En Côte d’Ivoire les répliques mortelles d’une crise qui refuse de finir

Mis en ligne par La Rédaction | Mardi 7 août 2012


La récurrence, l’audace et les cibles qui caractérisent les attaques de ces dernières semaines ne semblent pas accréditer « la thèse du banditisme crapuleux » comme l’ont affirmé tôt le lundi matin, les autorités ivoiriennes.

Certes, le climat de post-crise que vit la Côte d’Ivoire, avec la circulation des armes, attestée par de nombreuses ONG, tend à indiquer qu’il n’est pas exclu que de simples malfrats soient enclins à perturber le climat social. Mais dans un tel cas de figure, les auteurs des attaques iraient se livrer à leurs opérations sur d’autres sites que ceux incarnant les forces de l’ordre et de défense ivoiriennes. Généralement mus par des intérêts pécuniaires, les auteurs d’actes délibérément crapuleux s’en prennent souvent à des cibles économiques.

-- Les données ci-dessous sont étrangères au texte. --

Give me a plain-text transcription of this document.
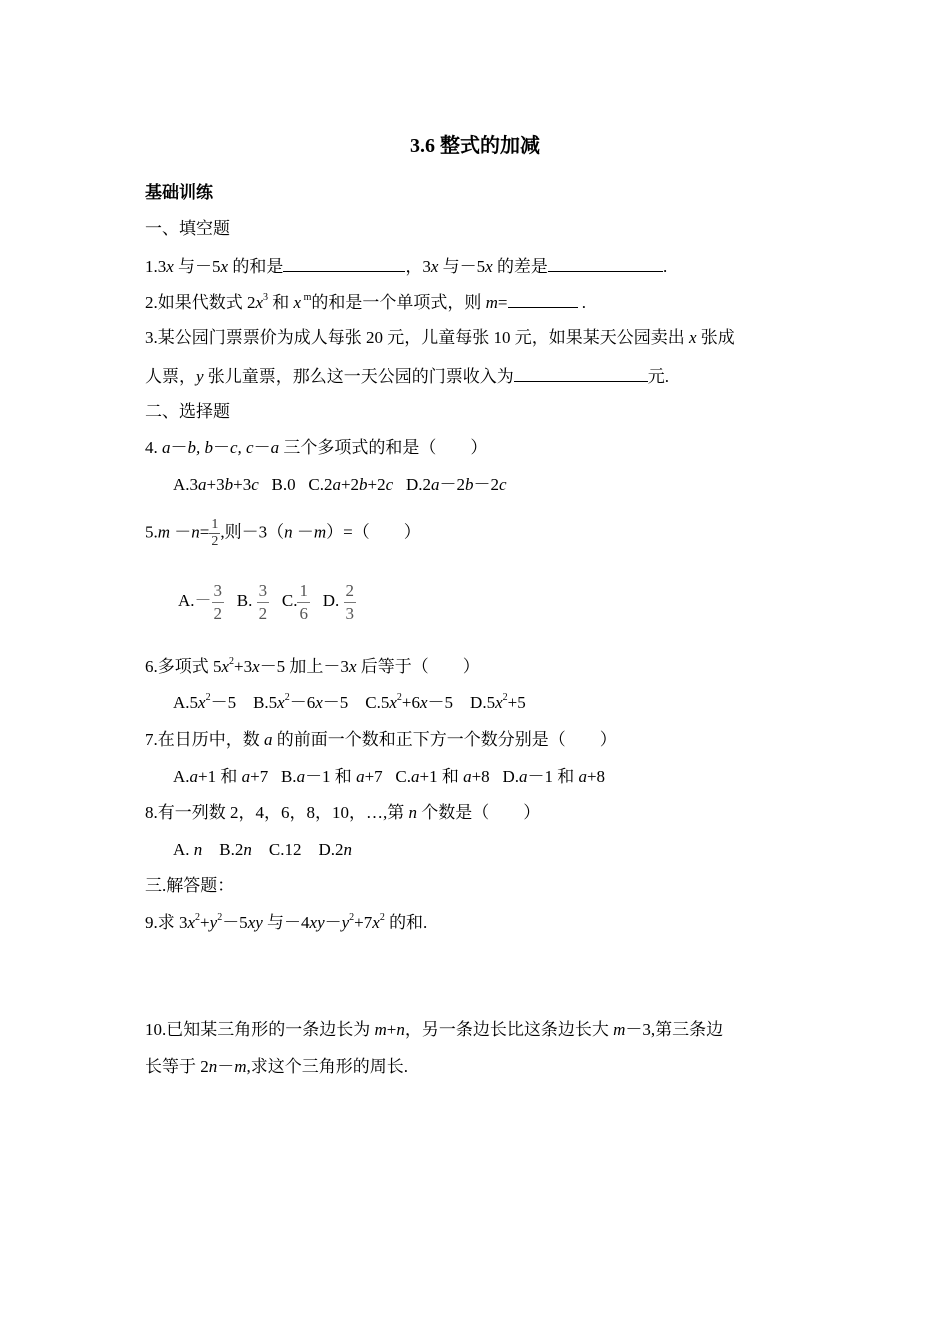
3.6 整式的加减
基础训练
一、填空题
1.3x 与－5x 的和是	，3x 与－5x 的差是	.
2.如果代数式 $2x^3$ 和 x $^m$的和是一个单项式，则 m=	.
3.某公园门票票价为成人每张 20 元，儿童每张 10 元，如果某天公园卖出 x 张成
人票，y 张儿童票，那么这一天公园的门票收入为	元.
二、选择题
4. a－b, b－c, c－a 三个多项式的和是（　　）
A.3a+3b+3c B.0 C.2a+2b+2c D.2a－2b－2c
$5.m -n= \frac{1}{2}$ ,则－3（n －m）=（　　）
$A.- \frac{3}{2} B$. $\frac{3}{2} C$. $\frac{1}{6} D$. $\frac{2}{3}$
6.多项式 $5x^2+3x-5$ 加上－3x 后等于（　　）
$A.5x^2-5$ $B.5x^2-6x-5$ $C.5x^2+6x-5$ $D.5x^2+5$
7.在日历中，数 a 的前面一个数和正下方一个数分别是（　　）
A.a+1 和 a+7 B.a－1 和 a+7 C.a+1 和 a+8 D.a－1 和 a+8
8.有一列数 2，4，6，8，10，…,第 n 个数是（　　）
A. n B.2n C.12 D.2n
三.解答题：
9.求 $3x^2+y^2-5xy$ 与$-4xy-y^2+7x^2$ 的和.
10.已知某三角形的一条边长为 m+n，另一条边长比这条边长大 m－3,第三条边
长等于 2n－m,求这个三角形的周长.
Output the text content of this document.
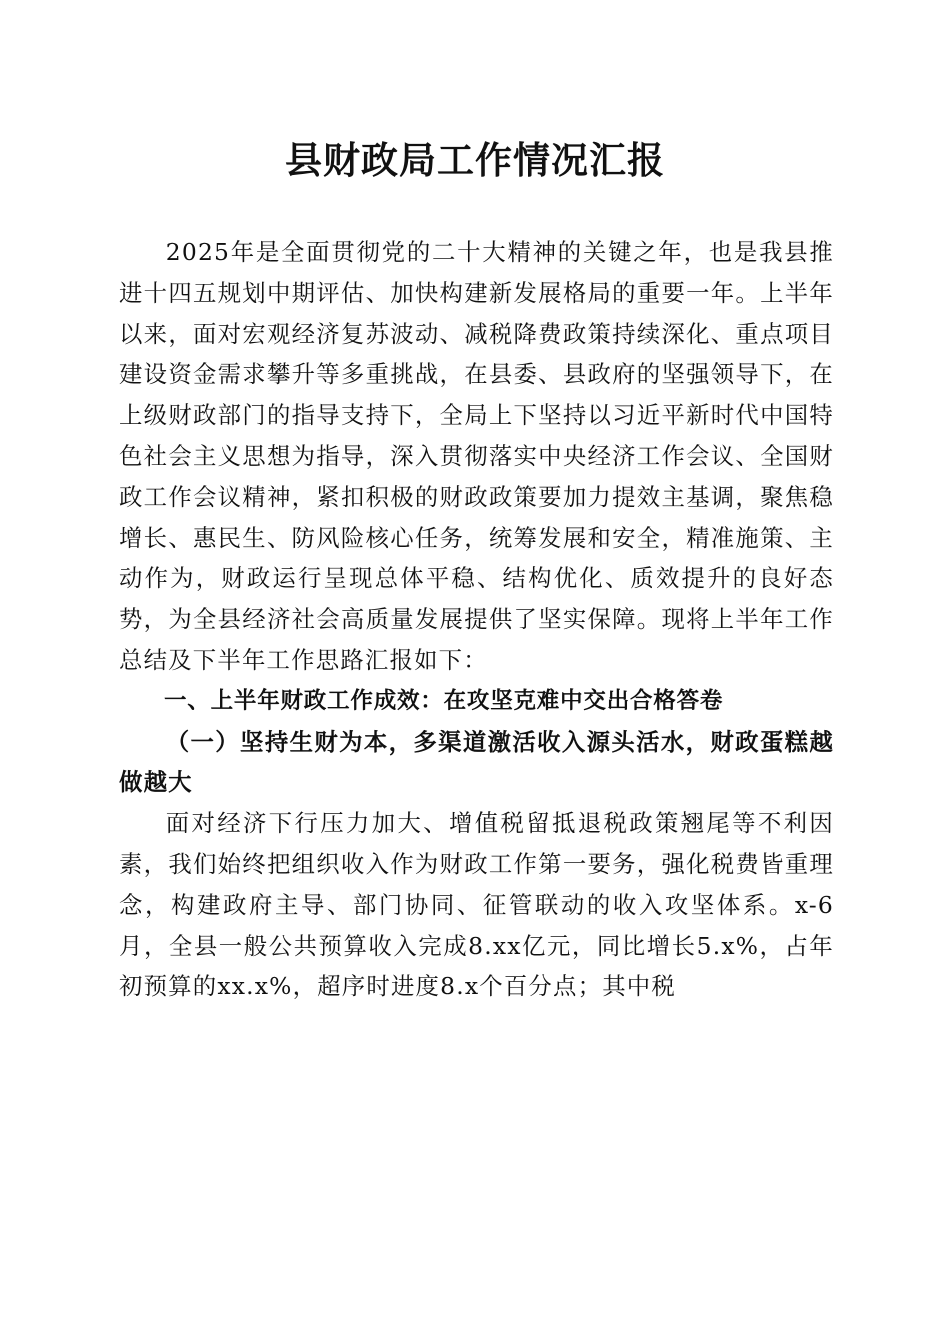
县财政局工作情况汇报

2025年是全面贯彻党的二十大精神的关键之年，也是我县推进十四五规划中期评估、加快构建新发展格局的重要一年。上半年以来，面对宏观经济复苏波动、减税降费政策持续深化、重点项目建设资金需求攀升等多重挑战，在县委、县政府的坚强领导下，在上级财政部门的指导支持下，全局上下坚持以习近平新时代中国特色社会主义思想为指导，深入贯彻落实中央经济工作会议、全国财政工作会议精神，紧扣积极的财政政策要加力提效主基调，聚焦稳增长、惠民生、防风险核心任务，统筹发展和安全，精准施策、主动作为，财政运行呈现总体平稳、结构优化、质效提升的良好态势，为全县经济社会高质量发展提供了坚实保障。现将上半年工作总结及下半年工作思路汇报如下：

一、上半年财政工作成效：在攻坚克难中交出合格答卷

（一）坚持生财为本，多渠道激活收入源头活水，财政蛋糕越做越大

面对经济下行压力加大、增值税留抵退税政策翘尾等不利因素，我们始终把组织收入作为财政工作第一要务，强化税费皆重理念，构建政府主导、部门协同、征管联动的收入攻坚体系。x-6月，全县一般公共预算收入完成8.xx亿元，同比增长5.x%，占年初预算的xx.x%，超序时进度8.x个百分点；其中税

Or, ce n’est pas le cas dans les attaques meurtrières de ces derniers temps…

Une certaine volonté de faire mal au sein même de l’appareil sécuritaire ivoirien est perceptible dans tous ces actes. Comme un défi qu’on lance au nouveau pouvoir. Pratiquement, à la veille de la fête de l’indépendance.

Par ailleurs, la fréquence de ces attaques depuis celles d’il y a quelques semaines à l’ouest du pays, jusqu’aux toutes dernières dans la capitale ivoirienne, laisse croire qu’en arrière-plan, il y a une certaine coordination dont l’objectif visé est de nuire, voire saper le moral des nouveaux patrons du pays. Ainsi, on ne peut s’empêcher de penser qu’il s’agit-là des conséquences de la crise postélectorale qui est loin d’avoir été résolue.

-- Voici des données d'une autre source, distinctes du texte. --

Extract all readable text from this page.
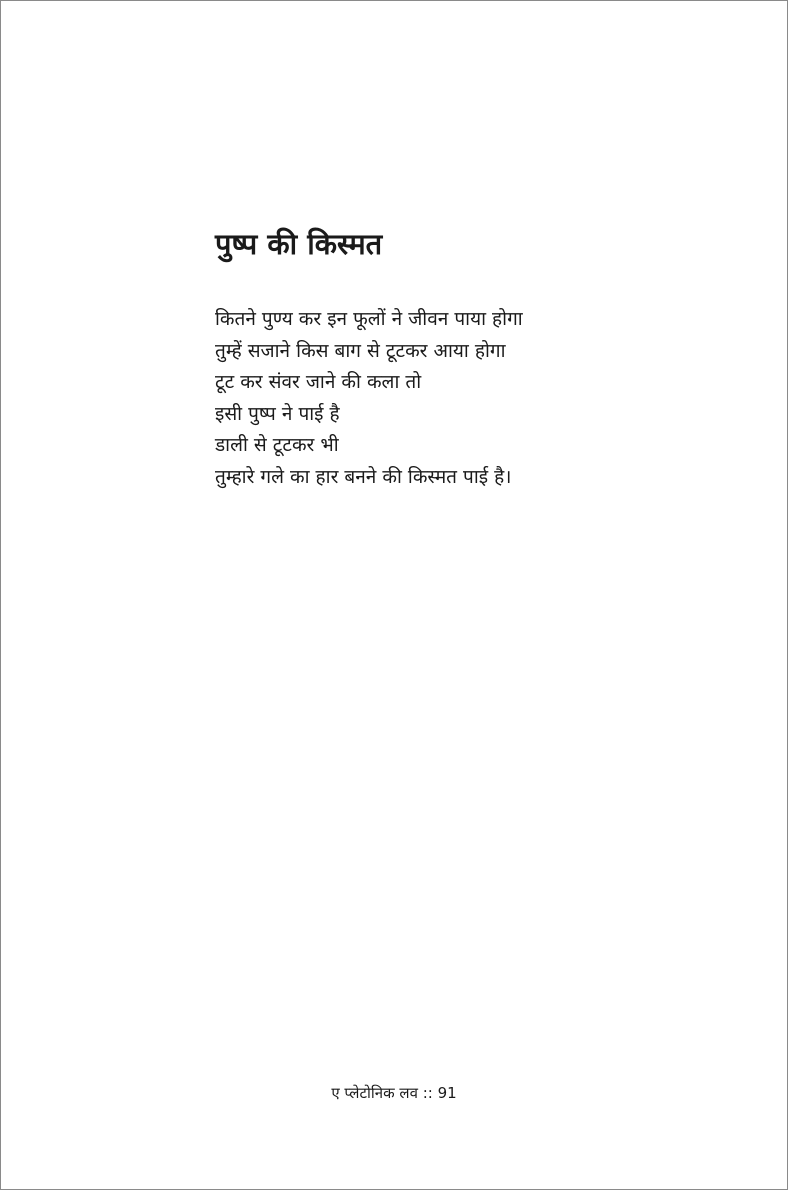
पुष्प की किस्मत
कितने पुण्य कर इन फूलों ने जीवन पाया होगा
तुम्हें सजाने किस बाग से टूटकर आया होगा
टूट कर संवर जाने की कला तो
इसी पुष्प ने पाई है
डाली से टूटकर भी
तुम्हारे गले का हार बनने की किस्मत पाई है।
ए प्लेटोनिक लव :: 91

Il est peut-être trop tôt pour conclure que derrière ce regain de violences, se cachent les frustrés de la crise postélectorale.

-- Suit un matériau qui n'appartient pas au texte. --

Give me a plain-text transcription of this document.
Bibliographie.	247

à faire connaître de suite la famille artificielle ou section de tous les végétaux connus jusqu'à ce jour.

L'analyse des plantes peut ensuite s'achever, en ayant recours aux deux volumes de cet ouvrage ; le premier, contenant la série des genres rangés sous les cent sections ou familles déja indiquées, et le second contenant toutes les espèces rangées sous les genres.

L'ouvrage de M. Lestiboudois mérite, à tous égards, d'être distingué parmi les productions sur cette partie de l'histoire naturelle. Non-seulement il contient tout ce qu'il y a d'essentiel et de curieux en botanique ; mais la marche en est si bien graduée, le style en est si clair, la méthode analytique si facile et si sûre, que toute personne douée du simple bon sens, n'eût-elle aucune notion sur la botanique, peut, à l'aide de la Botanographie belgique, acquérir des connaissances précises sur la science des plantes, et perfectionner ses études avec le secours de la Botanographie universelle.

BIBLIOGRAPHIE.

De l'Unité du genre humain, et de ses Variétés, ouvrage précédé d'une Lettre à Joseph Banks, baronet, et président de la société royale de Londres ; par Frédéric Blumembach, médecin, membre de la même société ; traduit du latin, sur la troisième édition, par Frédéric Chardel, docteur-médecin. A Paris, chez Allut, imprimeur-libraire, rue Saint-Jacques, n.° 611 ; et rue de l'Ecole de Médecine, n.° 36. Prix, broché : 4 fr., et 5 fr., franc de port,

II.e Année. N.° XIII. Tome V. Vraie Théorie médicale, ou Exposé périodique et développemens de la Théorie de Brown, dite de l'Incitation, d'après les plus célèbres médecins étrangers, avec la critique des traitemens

Mais il faut tout de même dire que les nouvelles autorités n’ont pas forcément fait tout ce qu’il fallait, pour réduire le nombre de ceux qui avaient des raisons de leur en vouloir. C’est même le contraire, disent certains. Confondant curieusement conquête du pouvoir et conservation de ce dernier, Alassane Ouattara et ses principaux lieutenants semblent avoir pêché, en pensant que l’aide militaire française et onusienne permettait de résoudre tout les problèmes.

Hambak, ministre de la sécurité

Suffisance

C’est ainsi que faisant preuve d’une suffisance, le président ivoirien a conservé un discours et une approche va-t-en guerre. En même temps, il semble avoir surévalué le retour de la sécurité. Il est vrai qu’il pouvait raisonnablement surfer sur la ruée des investisseurs vers le pays. Cette ruée elle-même étant consécutive à l’image positive que les principales chancelleries occidentales se font de la Côte d’Ivoire post-crise. Mais de l’image à la réalité, il y a un grand écart dont les autorités ivoiriennes n’avaient visiblement pas conscience. Ou minimisaient à dessein.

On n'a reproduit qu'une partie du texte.